Keberkahan yang dimaksud dalam hadis ini bisa jadi mengarah pada kuat berpuasa karena melakukan sahur. Selain itu, sahur merupakan keistimewaan yang diberikan untuk umat Nabi Muhammad Saw. Sahur tidak ada dalam tradisi puasa agama-agama samawi sebelum Islam.
Oleh karena itu, bagi seseorang merasa lapar dan haus yang luar biasa karena mungkin tidak sahur, dibolehkan untuk tidak berpuasa. Namun setelah Ramadan usai, ia wajib mengqadhanya.
- Ibu Hamil
Ibu hamil yang biasa mengontrol kandungannya ke dokter biasanya mendapat arahan. Dokter akan menyampaikan kepada ibu hamil tersebut apakah boleh berpuasa atau tidak bila kebetulan kehamilan itu terjadi di antara bulan Ramadan. Bila dokter menyatakan bahwa ibu hamil tidak usah berpuasa untuk menjaga kesehatan janin dalam kandungan, maka ia boleh tidak berpuasa. Namun, setelah Ramadan nanti, ibu hamil tersebut wajib mengqadha dan membayar fidiah sesuai hitungan puasa yang ditinggalkan. Bila 5 hari yang ditinggalkan, maka fidiah yang harus dibayar sebesar 25 liter beras sambil mengqadha puasa 5 hari.

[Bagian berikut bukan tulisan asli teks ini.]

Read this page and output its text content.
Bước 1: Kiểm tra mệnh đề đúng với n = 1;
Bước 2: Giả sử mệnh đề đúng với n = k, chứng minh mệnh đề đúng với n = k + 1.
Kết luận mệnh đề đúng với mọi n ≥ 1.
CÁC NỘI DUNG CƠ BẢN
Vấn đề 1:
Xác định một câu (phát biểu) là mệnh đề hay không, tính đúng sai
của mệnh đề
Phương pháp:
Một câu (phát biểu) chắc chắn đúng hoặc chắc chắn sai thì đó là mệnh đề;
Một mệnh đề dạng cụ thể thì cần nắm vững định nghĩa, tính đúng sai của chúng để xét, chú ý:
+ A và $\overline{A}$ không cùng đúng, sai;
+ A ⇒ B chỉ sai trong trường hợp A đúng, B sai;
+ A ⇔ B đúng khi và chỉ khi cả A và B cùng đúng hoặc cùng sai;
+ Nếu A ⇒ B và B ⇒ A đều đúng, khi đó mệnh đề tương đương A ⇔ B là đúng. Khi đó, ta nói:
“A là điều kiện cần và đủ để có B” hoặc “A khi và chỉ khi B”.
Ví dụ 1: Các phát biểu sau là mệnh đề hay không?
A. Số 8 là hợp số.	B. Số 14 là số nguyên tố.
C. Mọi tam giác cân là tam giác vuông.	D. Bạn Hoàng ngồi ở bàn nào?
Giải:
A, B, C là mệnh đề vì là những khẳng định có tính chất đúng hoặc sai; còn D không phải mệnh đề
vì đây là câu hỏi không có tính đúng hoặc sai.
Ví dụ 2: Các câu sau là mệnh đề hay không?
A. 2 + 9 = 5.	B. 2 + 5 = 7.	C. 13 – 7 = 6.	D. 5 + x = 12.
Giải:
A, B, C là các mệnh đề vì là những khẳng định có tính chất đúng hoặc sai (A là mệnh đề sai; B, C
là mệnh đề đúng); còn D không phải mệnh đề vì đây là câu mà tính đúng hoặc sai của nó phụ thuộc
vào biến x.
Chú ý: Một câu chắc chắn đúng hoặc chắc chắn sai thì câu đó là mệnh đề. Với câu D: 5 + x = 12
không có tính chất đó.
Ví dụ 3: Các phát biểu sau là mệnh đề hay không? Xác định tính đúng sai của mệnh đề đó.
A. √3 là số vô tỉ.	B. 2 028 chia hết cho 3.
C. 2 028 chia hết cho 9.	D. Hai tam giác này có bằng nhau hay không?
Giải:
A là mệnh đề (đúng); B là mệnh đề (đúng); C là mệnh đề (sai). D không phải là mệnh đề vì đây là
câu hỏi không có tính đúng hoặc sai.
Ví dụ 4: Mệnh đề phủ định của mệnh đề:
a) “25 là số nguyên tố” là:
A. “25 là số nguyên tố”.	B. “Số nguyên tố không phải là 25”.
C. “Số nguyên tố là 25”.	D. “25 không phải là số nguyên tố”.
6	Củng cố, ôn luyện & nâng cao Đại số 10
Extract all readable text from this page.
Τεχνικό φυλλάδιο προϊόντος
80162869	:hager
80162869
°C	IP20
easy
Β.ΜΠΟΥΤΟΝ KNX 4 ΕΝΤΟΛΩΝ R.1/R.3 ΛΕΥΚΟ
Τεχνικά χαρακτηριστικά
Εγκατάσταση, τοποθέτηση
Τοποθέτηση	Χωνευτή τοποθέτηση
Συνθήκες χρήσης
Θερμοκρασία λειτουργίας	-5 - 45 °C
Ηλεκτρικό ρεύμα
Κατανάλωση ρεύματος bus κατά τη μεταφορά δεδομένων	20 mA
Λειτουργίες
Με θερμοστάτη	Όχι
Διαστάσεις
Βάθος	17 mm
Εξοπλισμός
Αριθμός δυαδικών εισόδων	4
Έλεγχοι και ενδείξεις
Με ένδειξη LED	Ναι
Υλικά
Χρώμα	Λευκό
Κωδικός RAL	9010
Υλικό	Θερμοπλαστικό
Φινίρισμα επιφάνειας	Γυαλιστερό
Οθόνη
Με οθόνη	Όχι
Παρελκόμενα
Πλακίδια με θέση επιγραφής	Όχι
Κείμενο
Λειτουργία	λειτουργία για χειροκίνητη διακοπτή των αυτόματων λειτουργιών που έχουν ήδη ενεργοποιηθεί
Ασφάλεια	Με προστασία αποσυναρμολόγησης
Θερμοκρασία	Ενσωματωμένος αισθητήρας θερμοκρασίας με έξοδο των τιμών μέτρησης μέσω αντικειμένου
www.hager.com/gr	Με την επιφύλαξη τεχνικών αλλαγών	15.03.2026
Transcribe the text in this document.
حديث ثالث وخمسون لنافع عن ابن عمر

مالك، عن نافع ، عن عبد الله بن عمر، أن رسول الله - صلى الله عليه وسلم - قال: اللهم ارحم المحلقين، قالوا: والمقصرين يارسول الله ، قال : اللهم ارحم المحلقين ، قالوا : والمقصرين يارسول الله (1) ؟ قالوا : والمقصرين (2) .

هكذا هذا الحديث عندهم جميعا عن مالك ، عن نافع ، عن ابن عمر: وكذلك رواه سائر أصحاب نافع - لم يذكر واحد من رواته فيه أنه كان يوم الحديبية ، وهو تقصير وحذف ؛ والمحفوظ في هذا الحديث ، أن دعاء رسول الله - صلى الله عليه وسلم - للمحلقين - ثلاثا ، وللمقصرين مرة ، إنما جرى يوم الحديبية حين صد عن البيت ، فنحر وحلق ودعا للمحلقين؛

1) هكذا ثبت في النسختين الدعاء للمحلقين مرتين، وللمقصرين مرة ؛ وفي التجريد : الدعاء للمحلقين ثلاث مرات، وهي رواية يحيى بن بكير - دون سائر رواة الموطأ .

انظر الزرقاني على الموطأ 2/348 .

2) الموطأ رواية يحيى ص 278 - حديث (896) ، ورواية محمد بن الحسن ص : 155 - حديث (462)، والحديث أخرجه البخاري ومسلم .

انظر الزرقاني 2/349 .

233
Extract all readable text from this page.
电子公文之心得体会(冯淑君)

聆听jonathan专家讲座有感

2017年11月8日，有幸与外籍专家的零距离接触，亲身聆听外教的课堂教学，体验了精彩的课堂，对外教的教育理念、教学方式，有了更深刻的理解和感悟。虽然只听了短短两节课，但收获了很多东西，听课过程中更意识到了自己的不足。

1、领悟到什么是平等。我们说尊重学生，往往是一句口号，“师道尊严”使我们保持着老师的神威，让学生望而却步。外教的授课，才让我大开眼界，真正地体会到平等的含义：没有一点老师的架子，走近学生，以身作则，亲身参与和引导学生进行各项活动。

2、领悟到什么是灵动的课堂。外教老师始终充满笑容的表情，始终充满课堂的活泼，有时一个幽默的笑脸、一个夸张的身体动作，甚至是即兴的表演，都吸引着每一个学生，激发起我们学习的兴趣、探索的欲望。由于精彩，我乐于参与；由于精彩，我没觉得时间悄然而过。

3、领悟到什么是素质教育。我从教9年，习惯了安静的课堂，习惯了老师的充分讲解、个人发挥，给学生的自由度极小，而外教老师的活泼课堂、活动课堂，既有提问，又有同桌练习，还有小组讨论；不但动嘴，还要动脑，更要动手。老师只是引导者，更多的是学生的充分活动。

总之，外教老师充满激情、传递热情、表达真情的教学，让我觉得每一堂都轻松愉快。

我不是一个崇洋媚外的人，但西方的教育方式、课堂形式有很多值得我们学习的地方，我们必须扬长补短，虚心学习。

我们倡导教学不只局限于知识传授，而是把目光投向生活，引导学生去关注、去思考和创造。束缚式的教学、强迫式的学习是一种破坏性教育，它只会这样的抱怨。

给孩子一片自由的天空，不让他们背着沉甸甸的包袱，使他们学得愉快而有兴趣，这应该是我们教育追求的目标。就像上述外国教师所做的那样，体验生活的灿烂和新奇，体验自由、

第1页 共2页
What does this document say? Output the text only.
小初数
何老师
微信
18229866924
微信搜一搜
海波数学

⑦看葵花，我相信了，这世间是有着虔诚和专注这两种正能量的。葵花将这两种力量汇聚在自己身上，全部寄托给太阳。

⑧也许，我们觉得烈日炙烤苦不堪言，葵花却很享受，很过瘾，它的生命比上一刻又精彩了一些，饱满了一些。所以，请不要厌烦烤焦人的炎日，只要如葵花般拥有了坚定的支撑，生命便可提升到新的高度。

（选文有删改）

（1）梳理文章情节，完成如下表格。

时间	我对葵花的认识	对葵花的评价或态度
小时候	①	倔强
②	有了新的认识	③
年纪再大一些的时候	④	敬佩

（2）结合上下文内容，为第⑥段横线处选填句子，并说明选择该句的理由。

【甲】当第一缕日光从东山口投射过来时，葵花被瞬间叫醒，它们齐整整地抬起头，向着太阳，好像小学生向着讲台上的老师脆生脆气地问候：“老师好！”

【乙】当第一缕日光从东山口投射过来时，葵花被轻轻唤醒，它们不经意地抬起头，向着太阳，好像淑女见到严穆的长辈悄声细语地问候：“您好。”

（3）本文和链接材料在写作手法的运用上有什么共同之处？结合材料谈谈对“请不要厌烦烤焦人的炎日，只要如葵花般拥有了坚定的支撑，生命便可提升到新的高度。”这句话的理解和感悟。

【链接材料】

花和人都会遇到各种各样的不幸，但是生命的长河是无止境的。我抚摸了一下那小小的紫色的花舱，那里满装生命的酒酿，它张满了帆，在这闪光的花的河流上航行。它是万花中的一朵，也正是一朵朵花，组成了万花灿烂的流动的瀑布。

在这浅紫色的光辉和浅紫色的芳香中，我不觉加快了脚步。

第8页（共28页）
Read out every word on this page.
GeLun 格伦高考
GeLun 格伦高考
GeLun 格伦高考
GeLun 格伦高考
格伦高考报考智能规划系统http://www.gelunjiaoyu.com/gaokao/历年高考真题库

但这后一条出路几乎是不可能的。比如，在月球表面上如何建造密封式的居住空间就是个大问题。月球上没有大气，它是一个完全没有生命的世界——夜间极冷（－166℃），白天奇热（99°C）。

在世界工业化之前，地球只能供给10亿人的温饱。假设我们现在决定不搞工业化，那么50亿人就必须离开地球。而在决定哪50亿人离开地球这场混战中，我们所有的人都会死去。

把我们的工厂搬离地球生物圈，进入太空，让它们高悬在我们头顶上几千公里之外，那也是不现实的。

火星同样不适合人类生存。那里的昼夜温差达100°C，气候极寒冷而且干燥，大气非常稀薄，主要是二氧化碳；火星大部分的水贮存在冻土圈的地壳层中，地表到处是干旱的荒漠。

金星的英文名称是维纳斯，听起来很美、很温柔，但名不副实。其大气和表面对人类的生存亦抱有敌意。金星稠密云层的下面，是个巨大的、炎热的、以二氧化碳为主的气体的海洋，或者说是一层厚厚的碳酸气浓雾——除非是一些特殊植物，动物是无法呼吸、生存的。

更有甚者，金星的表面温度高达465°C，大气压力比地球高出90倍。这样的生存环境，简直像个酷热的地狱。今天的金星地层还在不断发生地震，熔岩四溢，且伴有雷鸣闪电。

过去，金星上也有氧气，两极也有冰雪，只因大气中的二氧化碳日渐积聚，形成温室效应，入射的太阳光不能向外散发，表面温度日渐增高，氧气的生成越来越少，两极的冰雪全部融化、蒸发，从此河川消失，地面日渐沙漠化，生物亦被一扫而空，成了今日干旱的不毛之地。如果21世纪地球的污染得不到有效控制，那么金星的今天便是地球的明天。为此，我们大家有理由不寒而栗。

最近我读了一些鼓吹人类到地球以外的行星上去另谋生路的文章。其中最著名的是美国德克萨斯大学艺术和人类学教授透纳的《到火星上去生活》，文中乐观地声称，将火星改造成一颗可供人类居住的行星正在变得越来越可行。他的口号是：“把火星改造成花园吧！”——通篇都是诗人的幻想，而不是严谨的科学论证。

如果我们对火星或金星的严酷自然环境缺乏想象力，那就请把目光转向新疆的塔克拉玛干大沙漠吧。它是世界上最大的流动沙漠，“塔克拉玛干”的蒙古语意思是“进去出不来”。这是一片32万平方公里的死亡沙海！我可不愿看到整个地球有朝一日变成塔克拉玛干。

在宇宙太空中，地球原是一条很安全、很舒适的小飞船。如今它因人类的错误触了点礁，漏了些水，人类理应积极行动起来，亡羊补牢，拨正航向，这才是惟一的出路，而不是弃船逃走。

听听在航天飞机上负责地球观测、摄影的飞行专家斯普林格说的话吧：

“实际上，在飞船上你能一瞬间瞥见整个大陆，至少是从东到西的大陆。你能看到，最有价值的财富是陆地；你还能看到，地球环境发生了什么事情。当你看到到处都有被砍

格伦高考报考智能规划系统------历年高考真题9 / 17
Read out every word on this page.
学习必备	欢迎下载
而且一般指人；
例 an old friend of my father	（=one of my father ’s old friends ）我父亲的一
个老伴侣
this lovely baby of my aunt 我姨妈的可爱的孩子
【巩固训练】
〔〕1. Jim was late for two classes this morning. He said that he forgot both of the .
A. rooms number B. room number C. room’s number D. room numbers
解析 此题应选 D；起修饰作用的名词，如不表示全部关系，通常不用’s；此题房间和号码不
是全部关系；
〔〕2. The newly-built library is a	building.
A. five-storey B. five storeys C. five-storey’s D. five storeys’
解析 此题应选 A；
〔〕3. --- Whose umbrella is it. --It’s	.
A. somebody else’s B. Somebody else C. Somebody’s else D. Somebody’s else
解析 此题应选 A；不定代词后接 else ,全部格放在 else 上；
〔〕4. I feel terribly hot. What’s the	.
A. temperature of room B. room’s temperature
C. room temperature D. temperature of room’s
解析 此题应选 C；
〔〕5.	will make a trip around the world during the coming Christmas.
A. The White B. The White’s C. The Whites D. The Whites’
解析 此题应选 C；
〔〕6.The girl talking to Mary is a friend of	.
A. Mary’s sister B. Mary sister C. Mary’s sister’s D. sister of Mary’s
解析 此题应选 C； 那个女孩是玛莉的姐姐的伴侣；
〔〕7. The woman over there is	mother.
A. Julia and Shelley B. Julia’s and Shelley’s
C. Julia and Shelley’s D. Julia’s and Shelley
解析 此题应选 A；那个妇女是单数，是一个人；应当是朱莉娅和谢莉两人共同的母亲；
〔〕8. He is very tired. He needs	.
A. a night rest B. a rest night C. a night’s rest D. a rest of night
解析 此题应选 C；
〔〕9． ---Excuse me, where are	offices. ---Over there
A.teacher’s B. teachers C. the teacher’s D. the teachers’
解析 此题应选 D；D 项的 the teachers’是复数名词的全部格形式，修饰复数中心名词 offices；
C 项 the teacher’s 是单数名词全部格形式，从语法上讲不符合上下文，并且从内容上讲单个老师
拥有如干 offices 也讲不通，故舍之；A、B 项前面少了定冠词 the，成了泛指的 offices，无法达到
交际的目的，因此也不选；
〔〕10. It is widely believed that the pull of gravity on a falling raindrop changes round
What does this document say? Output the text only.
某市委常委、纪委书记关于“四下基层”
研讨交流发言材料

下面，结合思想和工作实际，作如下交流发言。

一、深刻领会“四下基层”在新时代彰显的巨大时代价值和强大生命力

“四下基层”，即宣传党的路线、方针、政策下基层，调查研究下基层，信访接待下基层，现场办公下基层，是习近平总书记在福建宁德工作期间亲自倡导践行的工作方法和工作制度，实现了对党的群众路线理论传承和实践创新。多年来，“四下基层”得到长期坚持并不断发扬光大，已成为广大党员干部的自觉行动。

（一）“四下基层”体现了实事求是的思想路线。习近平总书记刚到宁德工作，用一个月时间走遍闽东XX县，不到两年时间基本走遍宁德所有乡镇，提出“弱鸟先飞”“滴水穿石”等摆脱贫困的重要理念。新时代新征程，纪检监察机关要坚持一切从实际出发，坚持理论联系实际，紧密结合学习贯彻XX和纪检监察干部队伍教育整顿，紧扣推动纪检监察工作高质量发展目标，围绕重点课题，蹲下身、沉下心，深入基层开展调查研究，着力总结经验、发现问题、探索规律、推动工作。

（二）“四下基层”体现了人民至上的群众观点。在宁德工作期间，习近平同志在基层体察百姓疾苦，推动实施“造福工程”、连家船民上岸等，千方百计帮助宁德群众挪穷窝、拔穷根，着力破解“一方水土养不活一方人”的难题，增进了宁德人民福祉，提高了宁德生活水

Kewajiban bayar fidiah hanya bagi ibu hamil yang menurut dokter, larangan berpuasanya itu untuk menjaga kesehatan sang buah hati. Jadi ibu hamil yang janinnya sudah sehat, namun dirinya tidak kuat untuk berpuasa tetap diperbolehkan berbuka di siang hari. Selain itu, kewajibannya hanyalah mengqadha puasa, tidak perlu membayar fidiah.
- Ibu Menyusui
Rincian hukum bolehnya tidak berpuasa bagi ibu menyusui sama seperti ibu hamil. Ibu menyusui yang tidak berpuasa karena untuk menjaga kesehatan janin diwajibkan mengqadha puasa dan membayar fidiah. Sebaliknya, ibu menyusui yang tidak berpuasa karena untuk menjaga kesehatan tubuhnya sendiri, bukan janin, maka hanya diwajibkan mengqadha puasa saja. Hal ini juga berlaku bagi seorang ibu yang menyusui anak orang lain, bukan anak kandungnya sendiri.